Governor Reeves’ request for a disaster declaration was granted on March 20. As a result, small business owners can apply for an Economic Injury Loan advance
of up to $10,000. These working capital loans can be as large as $2 million. The loans may be used for any regular operational business expenses related
to the loss of revenue from the Coronavirus pandemic, such as payroll, sick leave, inventory, production costs, rents or mortgages, etc.


Interest rates are 3.75% for small businesses and 2.75% for non-profits. Typically, this program requires a personal guarantee; but in these circumstances,
that requirement has been modified or eliminated. Funds can be available within 3 days of a successful application and the advance does not have to
be repaid. The loan application can be found here: Click Here .

What is SBA 7(a) debt relief?

The Small Business Administration will help small businesses by providing debt relief through its 7(a) loan program. Under this program, SBA will pay the
principal and interest on new 7(a) loans issued before September 27, 2020. SBA will also pay the principal and interest of current 7(a) loans for up
to 6 months.

What is the SBA Express Bridge Loan Pilot Program?

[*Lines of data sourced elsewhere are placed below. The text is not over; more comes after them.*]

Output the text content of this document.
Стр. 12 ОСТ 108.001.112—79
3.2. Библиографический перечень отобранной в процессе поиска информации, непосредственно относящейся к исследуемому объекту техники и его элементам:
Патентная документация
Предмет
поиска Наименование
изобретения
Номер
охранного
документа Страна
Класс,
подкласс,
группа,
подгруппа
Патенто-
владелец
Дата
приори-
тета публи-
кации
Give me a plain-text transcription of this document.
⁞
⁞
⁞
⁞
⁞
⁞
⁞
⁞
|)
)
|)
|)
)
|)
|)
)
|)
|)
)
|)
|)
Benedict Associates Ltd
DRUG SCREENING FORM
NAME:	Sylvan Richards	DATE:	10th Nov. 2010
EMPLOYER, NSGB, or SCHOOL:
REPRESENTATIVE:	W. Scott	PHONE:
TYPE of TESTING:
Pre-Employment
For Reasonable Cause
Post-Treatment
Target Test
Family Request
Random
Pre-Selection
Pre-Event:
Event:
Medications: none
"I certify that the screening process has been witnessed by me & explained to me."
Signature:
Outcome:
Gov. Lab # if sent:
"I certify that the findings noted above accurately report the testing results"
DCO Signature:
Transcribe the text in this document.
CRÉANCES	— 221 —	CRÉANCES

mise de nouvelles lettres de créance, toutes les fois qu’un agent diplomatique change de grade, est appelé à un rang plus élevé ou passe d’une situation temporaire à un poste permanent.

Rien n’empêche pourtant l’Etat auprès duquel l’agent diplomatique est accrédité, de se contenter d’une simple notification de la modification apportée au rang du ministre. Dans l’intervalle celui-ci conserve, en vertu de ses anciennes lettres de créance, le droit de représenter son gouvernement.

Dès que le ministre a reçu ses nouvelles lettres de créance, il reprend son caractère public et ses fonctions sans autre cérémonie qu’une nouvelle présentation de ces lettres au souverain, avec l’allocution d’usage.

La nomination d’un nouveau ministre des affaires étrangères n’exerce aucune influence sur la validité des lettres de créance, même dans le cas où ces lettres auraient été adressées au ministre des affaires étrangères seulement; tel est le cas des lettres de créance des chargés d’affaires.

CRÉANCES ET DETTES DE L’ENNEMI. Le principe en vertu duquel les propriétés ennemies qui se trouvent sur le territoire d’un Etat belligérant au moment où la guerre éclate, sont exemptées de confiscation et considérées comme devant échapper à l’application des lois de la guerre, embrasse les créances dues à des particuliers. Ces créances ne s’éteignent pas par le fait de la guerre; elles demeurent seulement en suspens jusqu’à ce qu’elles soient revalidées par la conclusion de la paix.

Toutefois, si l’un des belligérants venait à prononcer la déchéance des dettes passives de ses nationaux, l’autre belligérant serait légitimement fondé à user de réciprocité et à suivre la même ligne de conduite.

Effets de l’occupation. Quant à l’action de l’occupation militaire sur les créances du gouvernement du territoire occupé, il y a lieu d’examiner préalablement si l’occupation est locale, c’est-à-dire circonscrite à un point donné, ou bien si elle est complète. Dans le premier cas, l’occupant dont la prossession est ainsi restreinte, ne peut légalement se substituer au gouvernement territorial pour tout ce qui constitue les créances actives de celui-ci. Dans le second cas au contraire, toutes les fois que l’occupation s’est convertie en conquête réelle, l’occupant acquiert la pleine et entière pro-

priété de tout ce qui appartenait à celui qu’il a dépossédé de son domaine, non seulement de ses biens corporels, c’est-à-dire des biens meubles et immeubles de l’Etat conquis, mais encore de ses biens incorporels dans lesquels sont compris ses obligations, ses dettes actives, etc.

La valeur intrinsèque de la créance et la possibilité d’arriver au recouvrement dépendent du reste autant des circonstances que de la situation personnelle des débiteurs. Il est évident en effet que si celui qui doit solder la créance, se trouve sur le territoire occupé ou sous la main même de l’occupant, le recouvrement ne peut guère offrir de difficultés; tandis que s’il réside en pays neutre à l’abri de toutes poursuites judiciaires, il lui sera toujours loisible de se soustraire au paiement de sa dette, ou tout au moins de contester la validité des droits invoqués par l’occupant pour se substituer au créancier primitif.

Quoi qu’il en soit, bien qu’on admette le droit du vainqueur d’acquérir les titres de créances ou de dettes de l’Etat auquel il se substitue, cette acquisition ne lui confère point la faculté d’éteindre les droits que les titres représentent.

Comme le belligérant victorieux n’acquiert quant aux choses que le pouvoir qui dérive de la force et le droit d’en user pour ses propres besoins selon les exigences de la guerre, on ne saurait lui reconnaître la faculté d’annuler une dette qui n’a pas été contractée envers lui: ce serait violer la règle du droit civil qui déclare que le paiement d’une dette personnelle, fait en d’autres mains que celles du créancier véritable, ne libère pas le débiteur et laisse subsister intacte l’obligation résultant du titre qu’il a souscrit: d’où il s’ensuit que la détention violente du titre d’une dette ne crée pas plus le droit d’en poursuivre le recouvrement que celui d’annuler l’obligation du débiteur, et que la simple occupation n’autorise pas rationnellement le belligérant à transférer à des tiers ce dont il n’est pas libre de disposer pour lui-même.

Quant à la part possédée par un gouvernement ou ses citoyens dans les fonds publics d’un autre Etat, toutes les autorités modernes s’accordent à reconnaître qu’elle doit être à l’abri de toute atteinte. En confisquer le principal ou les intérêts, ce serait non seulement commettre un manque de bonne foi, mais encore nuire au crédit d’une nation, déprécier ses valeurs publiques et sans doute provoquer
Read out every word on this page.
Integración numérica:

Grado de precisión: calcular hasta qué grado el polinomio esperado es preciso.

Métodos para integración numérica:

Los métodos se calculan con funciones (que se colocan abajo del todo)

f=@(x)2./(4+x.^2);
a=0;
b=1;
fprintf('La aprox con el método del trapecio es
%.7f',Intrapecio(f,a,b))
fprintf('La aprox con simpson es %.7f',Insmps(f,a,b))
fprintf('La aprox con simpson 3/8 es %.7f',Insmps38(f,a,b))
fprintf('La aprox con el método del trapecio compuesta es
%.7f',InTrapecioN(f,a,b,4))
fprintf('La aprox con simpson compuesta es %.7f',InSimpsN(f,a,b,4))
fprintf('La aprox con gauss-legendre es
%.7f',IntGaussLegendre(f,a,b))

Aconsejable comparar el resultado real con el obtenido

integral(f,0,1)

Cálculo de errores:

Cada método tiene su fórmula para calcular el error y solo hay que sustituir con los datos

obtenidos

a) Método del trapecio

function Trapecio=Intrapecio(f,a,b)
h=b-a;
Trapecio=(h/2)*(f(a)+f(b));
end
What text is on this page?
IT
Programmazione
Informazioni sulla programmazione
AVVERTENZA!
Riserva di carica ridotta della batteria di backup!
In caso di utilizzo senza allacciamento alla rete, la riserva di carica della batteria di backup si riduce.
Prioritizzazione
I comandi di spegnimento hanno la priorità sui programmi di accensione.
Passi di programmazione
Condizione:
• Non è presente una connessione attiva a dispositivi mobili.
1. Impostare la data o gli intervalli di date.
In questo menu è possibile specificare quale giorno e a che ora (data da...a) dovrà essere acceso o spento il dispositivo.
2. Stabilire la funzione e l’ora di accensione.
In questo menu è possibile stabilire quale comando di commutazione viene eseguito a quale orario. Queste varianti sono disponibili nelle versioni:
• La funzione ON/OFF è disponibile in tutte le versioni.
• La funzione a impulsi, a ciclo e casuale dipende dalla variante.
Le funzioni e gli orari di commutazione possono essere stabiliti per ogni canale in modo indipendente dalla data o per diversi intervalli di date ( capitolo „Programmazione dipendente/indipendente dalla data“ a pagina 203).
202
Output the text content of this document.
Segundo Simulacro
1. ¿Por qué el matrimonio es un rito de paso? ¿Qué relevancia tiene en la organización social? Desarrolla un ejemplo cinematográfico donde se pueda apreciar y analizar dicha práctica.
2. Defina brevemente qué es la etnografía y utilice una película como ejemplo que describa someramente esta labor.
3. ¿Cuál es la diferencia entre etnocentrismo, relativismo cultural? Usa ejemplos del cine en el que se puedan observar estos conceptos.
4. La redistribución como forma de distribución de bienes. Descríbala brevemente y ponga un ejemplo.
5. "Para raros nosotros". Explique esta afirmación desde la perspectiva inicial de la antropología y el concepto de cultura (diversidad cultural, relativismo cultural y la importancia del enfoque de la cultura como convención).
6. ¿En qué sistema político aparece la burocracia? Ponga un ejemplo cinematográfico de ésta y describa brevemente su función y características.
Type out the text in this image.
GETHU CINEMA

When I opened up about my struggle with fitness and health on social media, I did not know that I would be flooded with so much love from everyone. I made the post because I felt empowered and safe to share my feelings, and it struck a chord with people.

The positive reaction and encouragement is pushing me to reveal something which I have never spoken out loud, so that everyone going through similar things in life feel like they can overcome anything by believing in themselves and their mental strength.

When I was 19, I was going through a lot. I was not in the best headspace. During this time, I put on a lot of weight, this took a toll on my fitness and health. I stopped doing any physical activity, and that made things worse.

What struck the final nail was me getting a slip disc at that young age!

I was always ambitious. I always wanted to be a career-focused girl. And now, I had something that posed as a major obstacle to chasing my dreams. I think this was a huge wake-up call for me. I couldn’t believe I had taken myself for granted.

This pilot program is for small businesses that currently have a business relationship with an SBA express lender. It streamlines the paperwork to provide
quick access to loans of up to $25,000. The proceeds can be repaid in full or in part by the proceeds from an Economic Injury Disaster Loan. The program
expires September 30, 2020.

How can my employees access the new paid leave benefits?

Through the Families First Coronavirus Response Act (FFCRA), employees can access paid sick leave or expanded family and medical leave for reasons related
to Coronavirus. These provisions apply to those who work for certain public employers and private employers with fewer than 500 employees. There are
exemptions for employers with fewer than 50 employees if the leave would jeopardize the viability of the business. The program starts on April 1 and
applies through December 31, 2020.

All employees who work for these covered employers are eligible for 2 weeks (up to 80 hours) of paid sick leave if related to the Coronavirus. That is,
if an employee is unable to work (or telework) and needs leave because of

  • An isolation or quarantine order,

  • A health care provider’s direction to quarantine,

  • Coronavirus symptoms while awaiting a medical diagnosis

  • A need to care for someone in quarantine,

  • A need to care for a child whose school or child care is closed,

  • Or another reason specified by the Secretary of Health and Human Services, in consultation with the Secretaries of Labor and Treasury.

In addition, employees who have been employed for at least 30 days are eligible for an additional 10 weeks of paid family leave to care for a child, again,
related to the Coronavirus. You can read more about the leave provisions of the FFCRA on the Department of Labor website: Click Here


I am proud of the many businesses – large and small – that are working hard to find innovative ways to help their employees and their customers through
this crisis. We will get through this together and emerge stronger than ever.